Justin Timberlake answers questions during a news conference for the NFL Super Bowl 52 football game halftime show Thursday, Feb. 1, 2018, in Minneapolis.
Justin Timberlake answers questions during a news conference for the NFL Super Bowl 52 football game halftime show Thursday, Feb. 1, 2018, in Minneapolis. Morry Gash AP
Justin Timberlake answers questions during a news conference for the NFL Super Bowl 52 football game halftime show Thursday, Feb. 1, 2018, in Minneapolis. Morry Gash AP

Justin Timberlake may be resurrecting Prince at the Super Bowl. Fans aren’t happy.

February 03, 2018 05:25 PM

Justin Timberlake is courting controversy at the Super Bowl. Again. And this one hasn't even happened yet.

No, this isn't about Janet Jackson and that whole wardrobe malfunction thing of 14 years ago. This time it's Prince. He died in 2016. But he’s going to be a part of the halftime show at Sunday’s Super Bowl LII in Minneapolis if Timberlake’s rehearsals for Sunday’s big half time show have anything to say about that.

According to TMZ‘s sneak peak posted on Saturday, JT plans to perform with a holographic image of the late pop star. Not everyone thinks that’s cool. Not the least because it’s going to happen in Prince’s hometown.

And even Prince had words to say about this very thing way back in his “Lovesexy” era when he told Guitar World in a 1988 interview that virtual performances with artists from the past — read: dead people — “is the most demonic thing imaginable.

“Everything is as it is and it should be. If I was meant to jam with Duke Ellington we would have lived in the same age,” Prince told the magazine.

Many of the comments from average TMZ readers took an even less hospitable view of Timberlake’s leaked plans:

“I wish Bruno Mars was performing instead of this jerk.”

“THIS WHITE BOY STEALS ALL BLACK MUSIC AND GETS AWAY WITH IT. ....ANOTHER ELVES PARSLEY.”

(Somewhere, Elvis Presley and Prince are tittering over that typo.)

“Justin is a culture thief. He’s lame as hell trying to be black.”

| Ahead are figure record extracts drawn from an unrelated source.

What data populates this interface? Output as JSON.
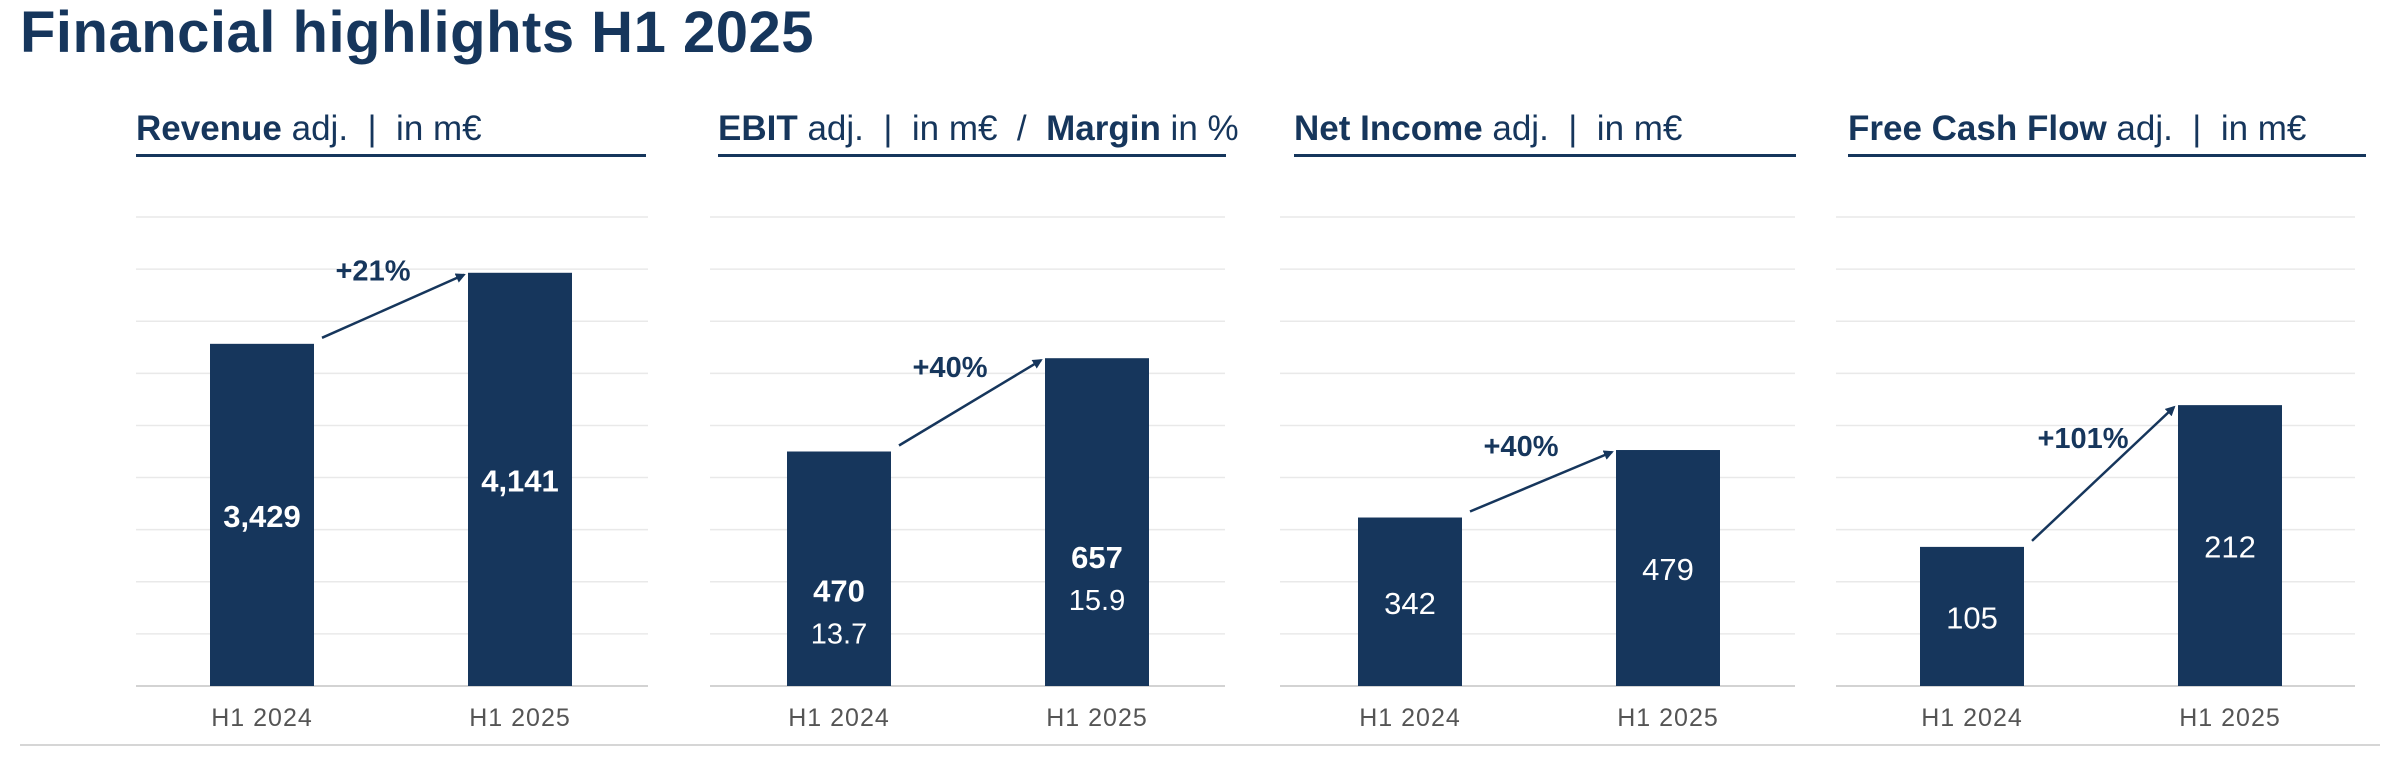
{
  "page": {
    "title": "Financial highlights H1 2025"
  },
  "colors": {
    "bar": "#16365c",
    "grid": "#e9e9e9",
    "axis": "#d3d3d3",
    "text": "#16365c",
    "tick": "#555555"
  },
  "chart_data": [
    {
      "type": "bar",
      "title_parts": [
        {
          "text": "Revenue",
          "bold": true
        },
        {
          "text": " adj.  |  in m€",
          "bold": false
        }
      ],
      "categories": [
        "H1 2024",
        "H1 2025"
      ],
      "values": [
        3429,
        4141
      ],
      "value_labels": [
        "3,429",
        "4,141"
      ],
      "ylim": [
        0,
        4700
      ],
      "change_label": "+21%"
    },
    {
      "type": "bar",
      "title_parts": [
        {
          "text": "EBIT",
          "bold": true
        },
        {
          "text": " adj.  |  in m€  /  ",
          "bold": false
        },
        {
          "text": "Margin",
          "bold": true
        },
        {
          "text": " in %",
          "bold": false
        }
      ],
      "categories": [
        "H1 2024",
        "H1 2025"
      ],
      "values": [
        470,
        657
      ],
      "value_labels": [
        "470",
        "657"
      ],
      "margin_values": [
        13.7,
        15.9
      ],
      "margin_labels": [
        "13.7",
        "15.9"
      ],
      "ylim": [
        0,
        940
      ],
      "change_label": "+40%"
    },
    {
      "type": "bar",
      "title_parts": [
        {
          "text": "Net Income",
          "bold": true
        },
        {
          "text": " adj.  |  in m€",
          "bold": false
        }
      ],
      "categories": [
        "H1 2024",
        "H1 2025"
      ],
      "values": [
        342,
        479
      ],
      "value_labels": [
        "342",
        "479"
      ],
      "ylim": [
        0,
        952
      ],
      "change_label": "+40%"
    },
    {
      "type": "bar",
      "title_parts": [
        {
          "text": "Free Cash Flow",
          "bold": true
        },
        {
          "text": " adj.  |  in m€",
          "bold": false
        }
      ],
      "categories": [
        "H1 2024",
        "H1 2025"
      ],
      "values": [
        105,
        212
      ],
      "value_labels": [
        "105",
        "212"
      ],
      "ylim": [
        0,
        354
      ],
      "change_label": "+101%"
    }
  ]
}
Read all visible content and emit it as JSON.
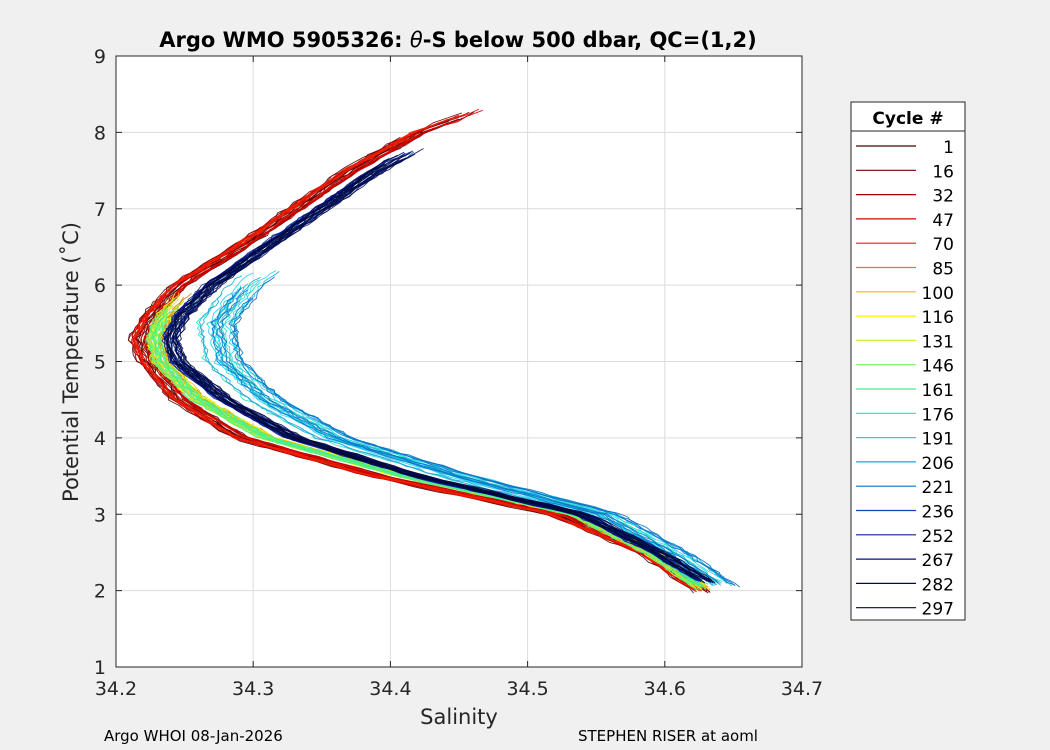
{
  "chart_data": {
    "type": "line",
    "title_prefix": "Argo WMO 5905326: ",
    "title_theta": "θ",
    "title_suffix": "-S below 500 dbar,  QC=(1,2)",
    "xlabel": "Salinity",
    "ylabel": "Potential Temperature (˚C)",
    "xlim": [
      34.2,
      34.7
    ],
    "ylim": [
      1,
      9
    ],
    "xticks": [
      "34.2",
      "34.3",
      "34.4",
      "34.5",
      "34.6",
      "34.7"
    ],
    "yticks": [
      "1",
      "2",
      "3",
      "4",
      "5",
      "6",
      "7",
      "8",
      "9"
    ],
    "grid": true,
    "legend": {
      "title": "Cycle #",
      "position": "right-outside",
      "entries": [
        {
          "label": "1",
          "color": "#4b0000"
        },
        {
          "label": "16",
          "color": "#7a0000"
        },
        {
          "label": "32",
          "color": "#a80000"
        },
        {
          "label": "47",
          "color": "#d40000"
        },
        {
          "label": "70",
          "color": "#f01e00"
        },
        {
          "label": "85",
          "color": "#d88400"
        },
        {
          "label": "100",
          "color": "#f2c000"
        },
        {
          "label": "116",
          "color": "#f4f400"
        },
        {
          "label": "131",
          "color": "#c8f040"
        },
        {
          "label": "146",
          "color": "#80f060"
        },
        {
          "label": "161",
          "color": "#40f090"
        },
        {
          "label": "176",
          "color": "#20e0c0"
        },
        {
          "label": "191",
          "color": "#20d0f0"
        },
        {
          "label": "206",
          "color": "#1aa8d8"
        },
        {
          "label": "221",
          "color": "#0a70c8"
        },
        {
          "label": "236",
          "color": "#0a48b0"
        },
        {
          "label": "252",
          "color": "#08249a"
        },
        {
          "label": "267",
          "color": "#041078"
        },
        {
          "label": "282",
          "color": "#020a50"
        },
        {
          "label": "297",
          "color": "#020a3a"
        }
      ]
    },
    "series_shape": {
      "description": "Theta-S profiles for each cycle, approximate envelope by cycle group",
      "groups": [
        {
          "cycle_range": "1-70",
          "min_salinity_offset": 0.0,
          "points_theta": [
            1.97,
            2.5,
            3.0,
            3.5,
            4.0,
            4.5,
            5.0,
            5.3,
            5.6,
            6.0,
            6.5,
            7.0,
            7.5,
            8.0,
            8.3
          ],
          "points_salinity": [
            34.628,
            34.585,
            34.52,
            34.39,
            34.29,
            34.245,
            34.222,
            34.215,
            34.225,
            34.245,
            34.29,
            34.33,
            34.37,
            34.42,
            34.465
          ]
        },
        {
          "cycle_range": "85-161",
          "points_theta": [
            2.0,
            2.5,
            3.0,
            3.5,
            4.0,
            4.5,
            5.0,
            5.3,
            5.6,
            5.9
          ],
          "points_salinity": [
            34.63,
            34.59,
            34.535,
            34.41,
            34.31,
            34.26,
            34.232,
            34.228,
            34.235,
            34.25
          ]
        },
        {
          "cycle_range": "176-221",
          "points_theta": [
            2.05,
            2.5,
            3.0,
            3.5,
            4.0,
            4.5,
            5.0,
            5.5,
            6.0,
            6.2
          ],
          "points_salinity": [
            34.632,
            34.595,
            34.545,
            34.44,
            34.35,
            34.3,
            34.27,
            34.265,
            34.285,
            34.3
          ]
        },
        {
          "cycle_range": "236-297",
          "points_theta": [
            2.1,
            2.5,
            3.0,
            3.5,
            4.0,
            4.5,
            5.0,
            5.3,
            5.6,
            6.0,
            6.5,
            7.0,
            7.5,
            7.8
          ],
          "points_salinity": [
            34.632,
            34.595,
            34.54,
            34.42,
            34.33,
            34.28,
            34.245,
            34.24,
            34.248,
            34.27,
            34.31,
            34.35,
            34.39,
            34.42
          ]
        }
      ]
    }
  },
  "footer": {
    "left": "Argo WHOI 08-Jan-2026",
    "right": "STEPHEN RISER at aoml"
  }
}
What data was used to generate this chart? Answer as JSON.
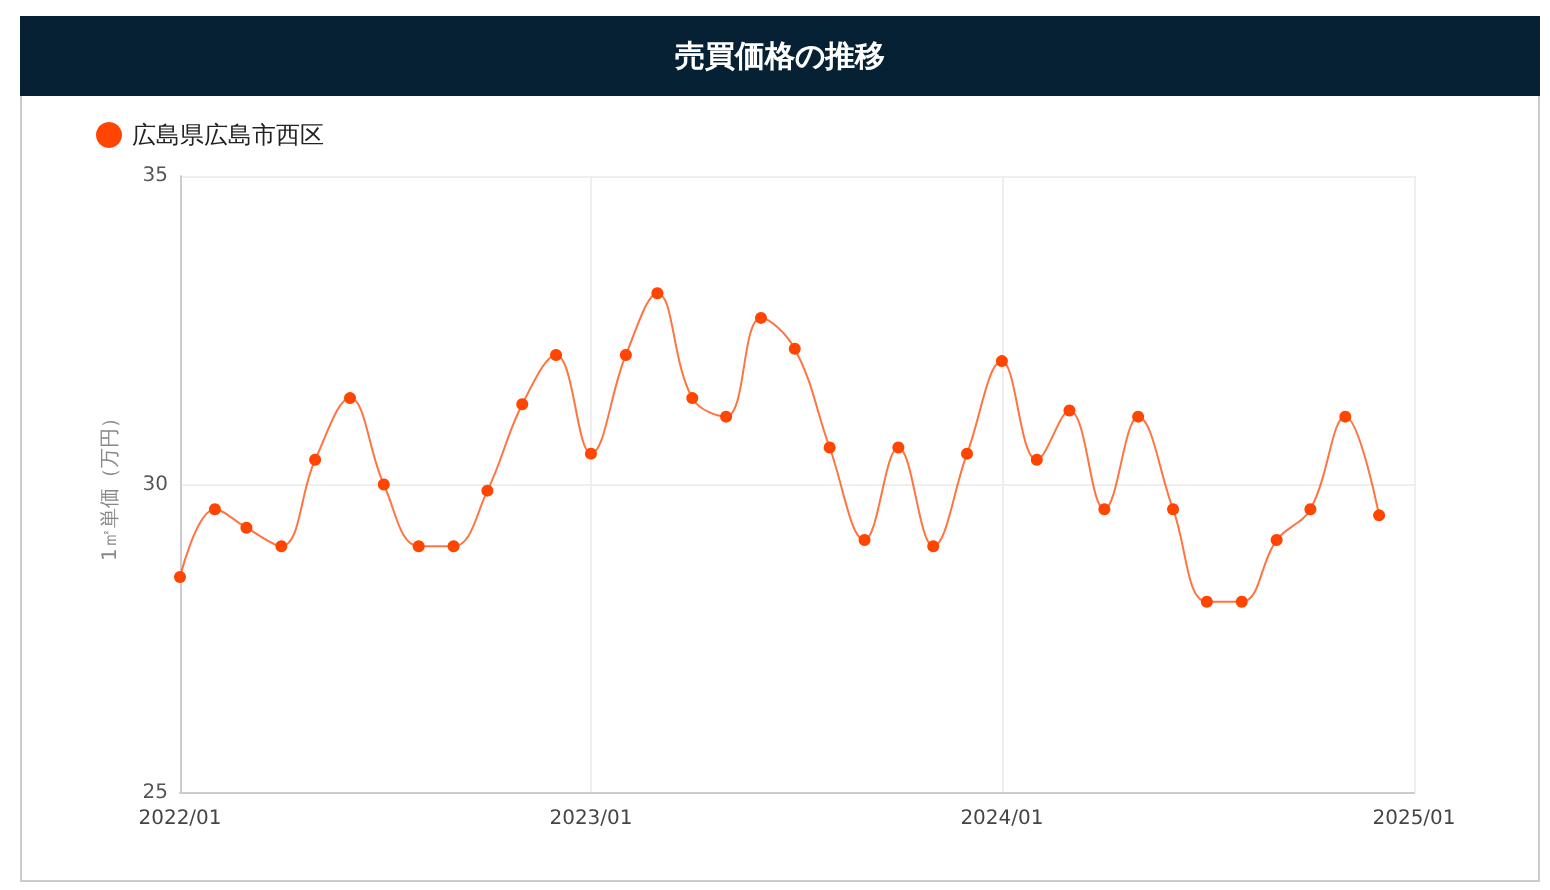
{
  "chart_data": {
    "type": "line",
    "title": "売買価格の推移",
    "ylabel": "1㎡単価（万円）",
    "x": [
      "2022-01",
      "2022-02",
      "2022-03",
      "2022-04",
      "2022-05",
      "2022-06",
      "2022-07",
      "2022-08",
      "2022-09",
      "2022-10",
      "2022-11",
      "2022-12",
      "2023-01",
      "2023-02",
      "2023-03",
      "2023-04",
      "2023-05",
      "2023-06",
      "2023-07",
      "2023-08",
      "2023-09",
      "2023-10",
      "2023-11",
      "2023-12",
      "2024-01",
      "2024-02",
      "2024-03",
      "2024-04",
      "2024-05",
      "2024-06",
      "2024-07",
      "2024-08",
      "2024-09",
      "2024-10",
      "2024-11",
      "2024-12"
    ],
    "series": [
      {
        "name": "広島県広島市西区",
        "color": "#ff4500",
        "values": [
          28.5,
          29.6,
          29.3,
          29.0,
          30.4,
          31.4,
          30.0,
          29.0,
          29.0,
          29.9,
          31.3,
          32.1,
          30.5,
          32.1,
          33.1,
          31.4,
          31.1,
          32.7,
          32.2,
          30.6,
          29.1,
          30.6,
          29.0,
          30.5,
          32.0,
          30.4,
          31.2,
          29.6,
          31.1,
          29.6,
          28.1,
          28.1,
          29.1,
          29.6,
          31.1,
          29.5
        ]
      }
    ],
    "xlim": [
      "2022-01",
      "2025-01"
    ],
    "xticks": [
      {
        "value": "2022-01",
        "label": "2022/01"
      },
      {
        "value": "2023-01",
        "label": "2023/01"
      },
      {
        "value": "2024-01",
        "label": "2024/01"
      },
      {
        "value": "2025-01",
        "label": "2025/01"
      }
    ],
    "ylim": [
      25,
      35
    ],
    "yticks": [
      25,
      30,
      35
    ],
    "grid": true,
    "legend": "top left",
    "marker": "circle",
    "line_style": "solid"
  }
}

“Heard that Prince did not like Justin, because he made fun of him being short, at one of the award shows, so he probably would not have wanted any kind of tribute from him, of all people, and we fans all know that Prince didn't play, or go for any of that BS.”

This TMZ reader, however, seems like he could be converted: “Using Prince is played out. Stand on your own. He has more talent than most. Should be a good show.”

“Timberlake incorporating Prince …shouldn’t be a shocker, especially after JT promised at his Minneapolis press conference that ‘we're doing things with this halftime show that they’ve never quite done before,’” CBS Sports said.

Minneapolis, after all, was Prince’s turf and it would have been a no-brainer to assume he would have been the headliner for Sunday’s halftime spectacle.

But there’s that nagging truism that Prince, who headlined Super Bowl XLI’s halftime show in Miami Gardens in 2007, is dead. And it’s a hologram. And JT is already a lightning rod of — with all apologies to an old Prince song — controversy where Super Bowl performances are concerned after all the heat he faced for pulling Janet Jackson’s top down during their 2004 performance together.

Even the famously fractured Jackson family still holds a grudge. Members of the Jackson family told the New York Post Saturday that if Timberlake really wanted to put the past behind him and make amends he’d feature the “Rhythm Nation” singer in his performance at Super Bowl LII on Sunday. “If he’s such a gentleman, he’d make sure Janet is there,” her father Joseph Jackson told the Post.

This hasn’t been the best week for the pop superstar. Timberlake’s new album “Man of the Woods” dropped Friday and its reviews are just a shade better than this flap over Prince.

On Metacritic, which aggregates reviews, “Man of the Woods” scores a mixed 57 out of 100 score based on 16 reviews so far.

Of these, Entertainment Weekly was the most kind, with a B grade. “Timberlake now seems content to ride out his own scenic route, as blithe and unknowable as he’s ever been,” the critic said.

But The Los Angeles Times opined, “a song-and-dance sham” and “faux-folksy” and others followed suit along those lines.